Una nave desconocida surcaba el vacío, deslizándose entre estrellas lejanas y nebulosas desconocidas.
El explorador, acostumbrado a la soledad de los confines del universo, divisó una estación espacial olvidada, flotando a la deriva. Era un vestigio de un tiempo perdido, una sombra metálica que giraba lentamente en el espacio infinito. Al aproximarse, la luz de su nave reveló una estructura corroída por el tiempo, con paredes desgastadas y grietas que filtraban la tenue luz de las estrellas. Entró con cautela, flotando en gravedad cero, con el eco de su propia respiración resonando en la oscuridad.
Cada pasillo que recorría estaba cubierto de polvo estelar, cables sueltos colgaban como enredaderas metálicas, y las puertas, abiertas de par en par, dejaban ver habitaciones vacías. El metal crujía bajo la presión del espacio exterior, un lamento constante que le recordaba que no había más vida que la suya en aquel lugar. Pero entonces, su linterna tropezó con algo inusual entre los escombros: un antiguo diario de papel, una reliquia en una era donde lo digital reinaba.
Lo tomó entre sus manos, deslizándose hasta un rincón de la estación donde la tenue luz de las estrellas se colaba por una ventanilla rota. Al abrir las páginas, se encontró con las palabras de un explorador que, al igual que él, había dejado atrás la seguridad de la civilización por la aventura de lo desconocido.

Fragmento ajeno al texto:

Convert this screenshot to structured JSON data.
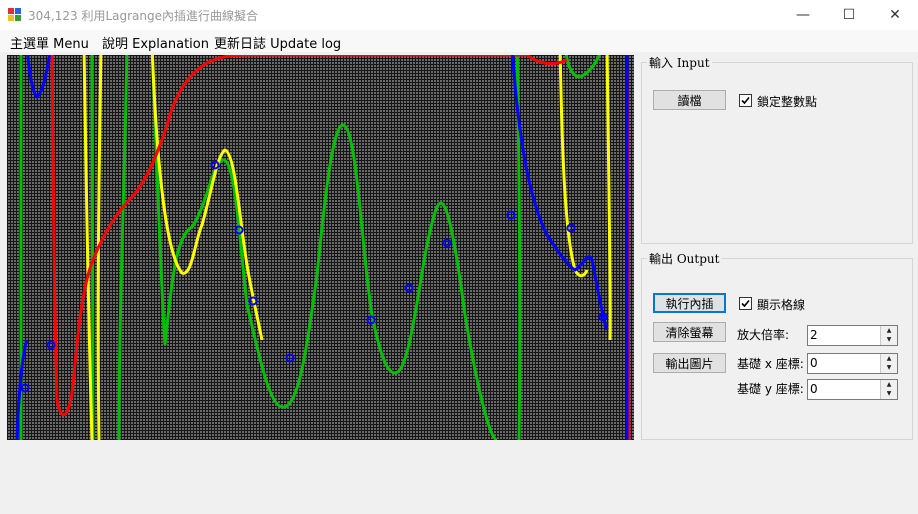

Las primeras páginas destilaban emoción y entusiasmo. Relataban la exploración de mundos remotos, la belleza de océanos esmeralda bajo cielos de auroras eternas, y las criaturas que habitaban en las sombras de lunas perdidas. Contaba las historias de paisajes que ningún ojo humano había visto antes: montañas que se extendían como lanzas de hielo en planetas fríos, y desiertos donde el viento formaba melodías con las dunas de arenas azules. Noches enteras pasadas bajo los cielos alienígenas, maravillándose con la danza de las estrellas desde distintos puntos de la galaxia.
Sin embargo, la caligrafía se tornaba más temblorosa conforme avanzaban las entradas. Describe un último y trágico encuentro con piratas espaciales, que atacaron la estación sedientos de riquezas. Los atacantes no encontraron más que la desesperación de un explorador solitario, herido y sin esperanza. Consciente de que su fin se acercaba, el explorador escribió sus últimas palabras, su puño debilitado luchando por dejar un mensaje antes de que la oscuridad lo reclamara.
En la última página, con trazos apenas legibles, dejó su despedida:
—A todos los compañeros y amigos exploradores... Siempre estaré con ustedes ahí fuera... en el campo de estrellas. Con amor...
El explorador cerró el diario con una mezcla de tristeza y admiración, sintiendo el peso de aquellas palabras en su pecho. Miró de nuevo por la ventanilla rota de la estación, y por un instante, le pareció que las estrellas brillaban un poco más, como si aquel espíritu perdido aún vagara entre ellas, guiando a los que se atrevían a seguir su senda.
No podía dejar que aquel diario se perdiera de nuevo en el olvido. Lo colocó con cuidado dentro de su traje espacial y, al regresar a su nave, encontró un lugar junto a la cabina de pilotaje donde pudiera mantenerse cerca. Lo sujetó al panel, de modo que las palabras del explorador caído lo acompañaran en cada salto a través del espacio, en cada nuevo sistema solar que visitara.
Cada vez que iniciaba un nuevo viaje, su mirada se posaba brevemente en el diario, recordando la historia de aquel desconocido que había visto la misma belleza en el cosmos y que, a pesar de su destino trágico, había dejado una huella en las estrellas.
Antes de partir de la estación, dirigió una última mirada a las sombras que la envolvían y susurró al vacío:
—Nos veremos allá afuera, en el campo de estrellas.
Con esa promesa resonando en su mente, encendió los motores y se alejó de la estación, llevándose consigo un fragmento de la historia de un alma que, como él, había vivido con la mirada siempre puesta en el horizonte.
Las estrellas lo recibieron con su brillo eterno, y el diario, colocado cerca de su asiento, parecía acompañarlo, como si el espíritu del explorador perdido aún buscara el infinito.